Researchers found that people who participated in a community singing group improved or at least maintained their mental health. The findings also show that the combination of singing and socializing was a major factor in recovery as it gave participants a feeling of belonging and well-being.
Lead researcher Professor Tom Shakespeare from UEA’s Norwich Medical School and his researcher Dr. Alice Whieldon worked in collaboration with the Sing Your Heart Out (SYHO) project, based in Norfolk.
SYHO offers weekly singing workshops, aimed at people with mental health conditions as well as the general public. It originally began at Hellesdon psychiatric hospital in 2005, but later moved into the community. Around 120 people now attend four free workshops each week across Norfolk, two-thirds of whom have had contact with mental health services.
The researchers followed the group for six months and put together interviews and focus groups with participants, organizers, and workshop leaders.
“We found that singing as part of a group contributes to people’s recovery from mental health problems,” said Shakespeare. “The main way that Sing Your Heart Out differs from a choir is that anyone can join in regardless of ability. There’s also very little pressure because the participants are not rehearsing towards a performance. It’s very inclusive and it’s just for fun.
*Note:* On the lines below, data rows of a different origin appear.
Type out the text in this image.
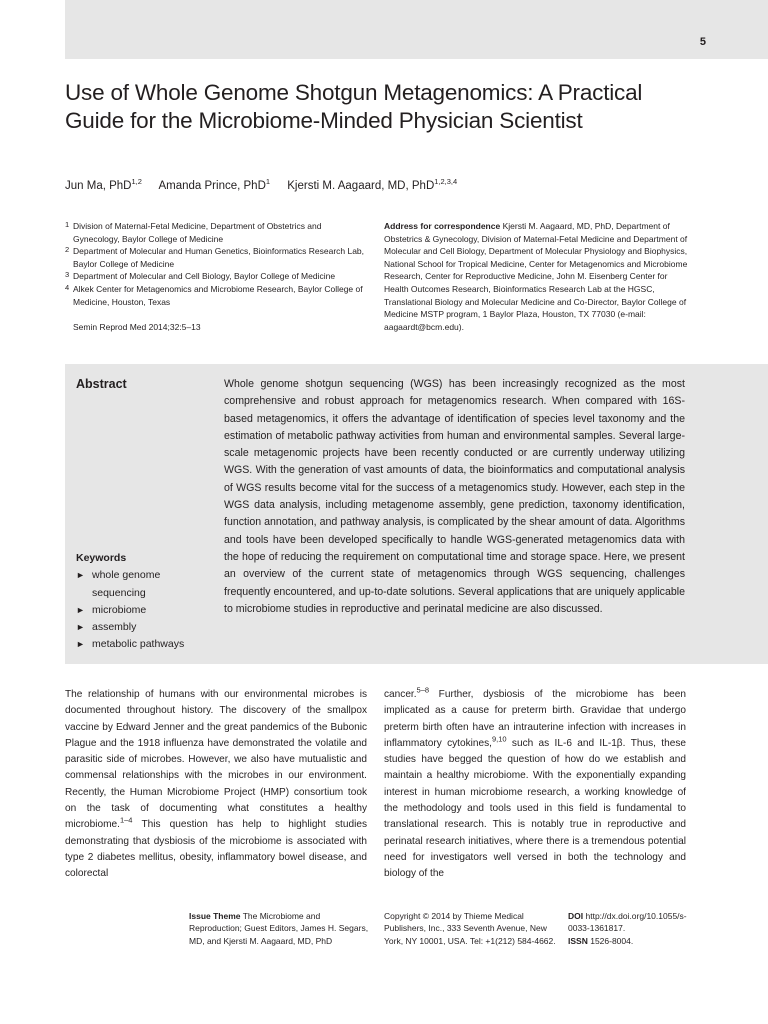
5
Use of Whole Genome Shotgun Metagenomics: A Practical Guide for the Microbiome-Minded Physician Scientist
Jun Ma, PhD$^{1,2}$ Amanda Prince, PhD$^1$ Kjersti M. Aagaard, MD, PhD$^{1,2,3,4}$
1 Division of Maternal-Fetal Medicine, Department of Obstetrics and Gynecology, Baylor College of Medicine
2 Department of Molecular and Human Genetics, Bioinformatics Research Lab, Baylor College of Medicine
3 Department of Molecular and Cell Biology, Baylor College of Medicine
4 Alkek Center for Metagenomics and Microbiome Research, Baylor College of Medicine, Houston, Texas
Semin Reprod Med 2014;32:5–13
Address for correspondence Kjersti M. Aagaard, MD, PhD, Department of Obstetrics & Gynecology, Division of Maternal-Fetal Medicine and Department of Molecular and Cell Biology, Department of Molecular Physiology and Biophysics, National School for Tropical Medicine, Center for Metagenomics and Microbiome Research, Center for Reproductive Medicine, John M. Eisenberg Center for Health Outcomes Research, Bioinformatics Research Lab at the HGSC, Translational Biology and Molecular Medicine and Co-Director, Baylor College of Medicine MSTP program, 1 Baylor Plaza, Houston, TX 77030 (e-mail: aagaardt@bcm.edu).
Abstract	Whole genome shotgun sequencing (WGS) has been increasingly recognized as the most comprehensive and robust approach for metagenomics research. When compared with 16S-based metagenomics, it offers the advantage of identification of species level taxonomy and the estimation of metabolic pathway activities from human and environmental samples. Several large-scale metagenomic projects have been recently conducted or are currently underway utilizing WGS. With the generation of vast amounts of data, the bioinformatics and computational analysis of WGS results become vital for the success of a metagenomics study. However, each step in the WGS data analysis, including metagenome assembly, gene prediction, taxonomy identification, function annotation, and pathway analysis, is complicated by the shear amount of data. Algorithms and tools have been developed specifically to handle WGS-generated metagenomics data with the hope of reducing the requirement on computational time and storage space. Here, we present an overview of the current state of metagenomics through WGS sequencing, challenges frequently encountered, and up-to-date solutions. Several applications that are uniquely applicable to microbiome studies in reproductive and perinatal medicine are also discussed.

Keywords
► whole genome sequencing
► microbiome
► assembly
► metabolic pathways

The relationship of humans with our environmental microbes is documented throughout history. The discovery of the smallpox vaccine by Edward Jenner and the great pandemics of the Bubonic Plague and the 1918 influenza have demonstrated the volatile and parasitic side of microbes. However, we also have mutualistic and commensal relationships with the microbes in our environment. Recently, the Human Microbiome Project (HMP) consortium took on the task of documenting what constitutes a healthy microbiome.$^{1-4}$ This question has help to highlight studies demonstrating that dysbiosis of the microbiome is associated with type 2 diabetes mellitus, obesity, inflammatory bowel disease, and colorectal

cancer.$^{5-8}$ Further, dysbiosis of the microbiome has been implicated as a cause for preterm birth. Gravidae that undergo preterm birth often have an intrauterine infection with increases in inflammatory cytokines,$^{9,10}$ such as IL-6 and IL-1β. Thus, these studies have begged the question of how do we establish and maintain a healthy microbiome. With the exponentially expanding interest in human microbiome research, a working knowledge of the methodology and tools used in this field is fundamental to translational research. This is notably true in reproductive and perinatal research initiatives, where there is a tremendous potential need for investigators well versed in both the technology and biology of the

Issue Theme The Microbiome and Reproduction; Guest Editors, James H. Segars, MD, and Kjersti M. Aagaard, MD, PhD
Copyright © 2014 by Thieme Medical Publishers, Inc., 333 Seventh Avenue, New York, NY 10001, USA. Tel: +1(212) 584-4662.
DOI http://dx.doi.org/10.1055/s-0033-1361817.
ISSN 1526-8004.
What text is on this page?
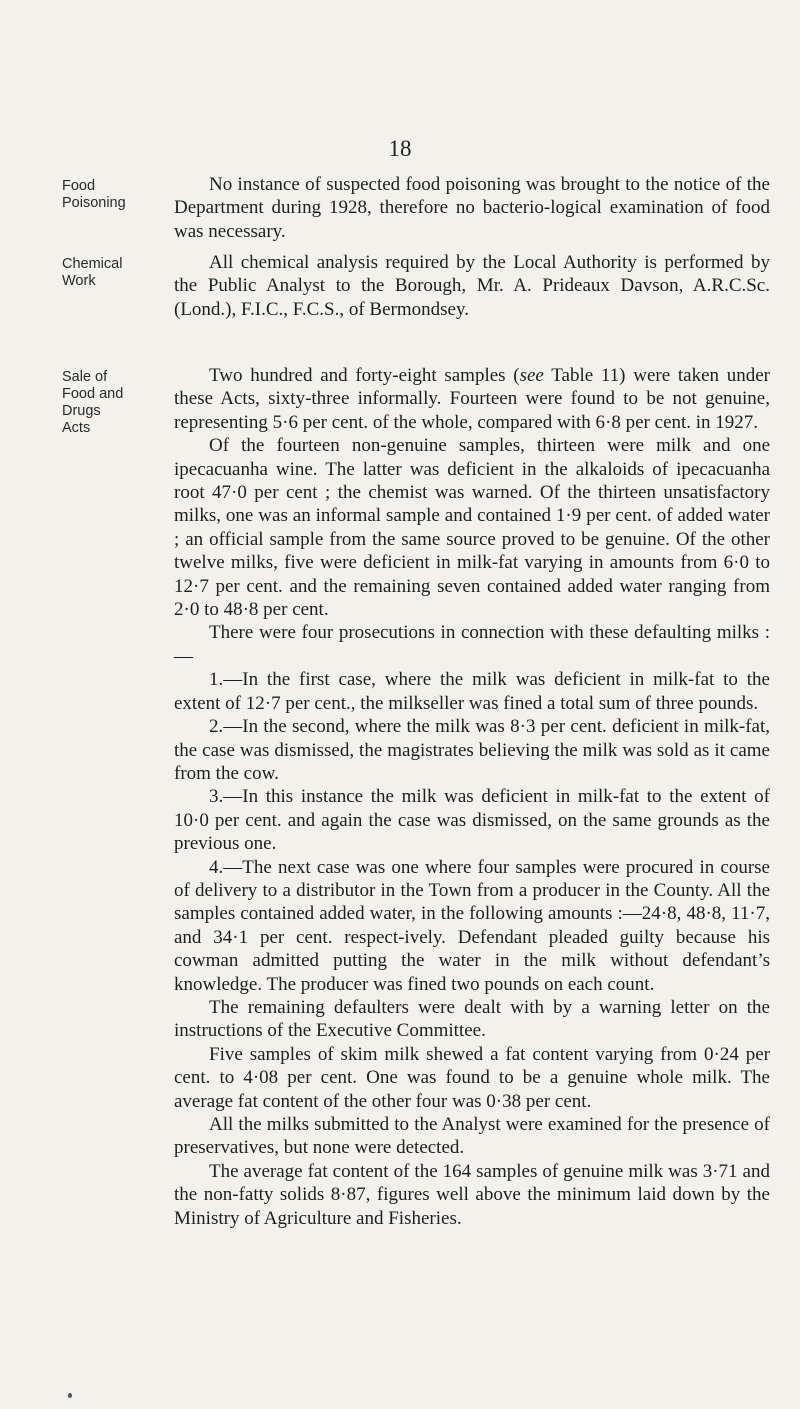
18
Food
Poisoning
Chemical
Work
Sale of
Food and
Drugs
Acts

No instance of suspected food poisoning was brought to the notice of the Department during 1928, therefore no bacterio-logical examination of food was necessary.

All chemical analysis required by the Local Authority is performed by the Public Analyst to the Borough, Mr. A. Prideaux Davson, A.R.C.Sc. (Lond.), F.I.C., F.C.S., of Bermondsey.

Two hundred and forty-eight samples (see Table 11) were taken under these Acts, sixty-three informally. Fourteen were found to be not genuine, representing 5·6 per cent. of the whole, compared with 6·8 per cent. in 1927.

Of the fourteen non-genuine samples, thirteen were milk and one ipecacuanha wine. The latter was deficient in the alkaloids of ipecacuanha root 47·0 per cent ; the chemist was warned. Of the thirteen unsatisfactory milks, one was an informal sample and contained 1·9 per cent. of added water ; an official sample from the same source proved to be genuine. Of the other twelve milks, five were deficient in milk-fat varying in amounts from 6·0 to 12·7 per cent. and the remaining seven contained added water ranging from 2·0 to 48·8 per cent.

There were four prosecutions in connection with these defaulting milks :—

1.—In the first case, where the milk was deficient in milk-fat to the extent of 12·7 per cent., the milkseller was fined a total sum of three pounds.

2.—In the second, where the milk was 8·3 per cent. deficient in milk-fat, the case was dismissed, the magistrates believing the milk was sold as it came from the cow.

3.—In this instance the milk was deficient in milk-fat to the extent of 10·0 per cent. and again the case was dismissed, on the same grounds as the previous one.

4.—The next case was one where four samples were procured in course of delivery to a distributor in the Town from a producer in the County. All the samples contained added water, in the following amounts :—24·8, 48·8, 11·7, and 34·1 per cent. respect-ively. Defendant pleaded guilty because his cowman admitted putting the water in the milk without defendant’s knowledge. The producer was fined two pounds on each count.

The remaining defaulters were dealt with by a warning letter on the instructions of the Executive Committee.

Five samples of skim milk shewed a fat content varying from 0·24 per cent. to 4·08 per cent. One was found to be a genuine whole milk. The average fat content of the other four was 0·38 per cent.

All the milks submitted to the Analyst were examined for the presence of preservatives, but none were detected.

The average fat content of the 164 samples of genuine milk was 3·71 and the non-fatty solids 8·87, figures well above the minimum laid down by the Ministry of Agriculture and Fisheries.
“The format is also different to a therapy group because there’s no pressure for anyone to discuss their condition. We heard the participants calling the initiative a ‘life saver’ and that it ‘saved their sanity.’ Others said they simply wouldn’t be here without it, they wouldn’t have managed — so we quickly began to see the massive impact it was having,” he said.
Shakespeare added that all of the interviewed participants reported positive effects on their mental health as a direct result of participating in the singing workshops. For some it represented one component of a wider program of support, and for others it stood out as key to their recovery or maintenance of health, he said.
“But the key thing for everyone was that the Sing Your Heart Out model induced fun and happiness.”
The findings, published in the BMJ journal Medical Humanities, show how a combination of singing and social engagement can give participants a feeling of belonging and well-being, as well as improved social skills and confidence.
The program also provided structure, support and contact to help people improve their mood, feel good, and function better in day-to-day life.
“The Sing Your Heart Out model offers a low-commitment, low-cost tool for mental health recovery within the community,” said Shakespeare.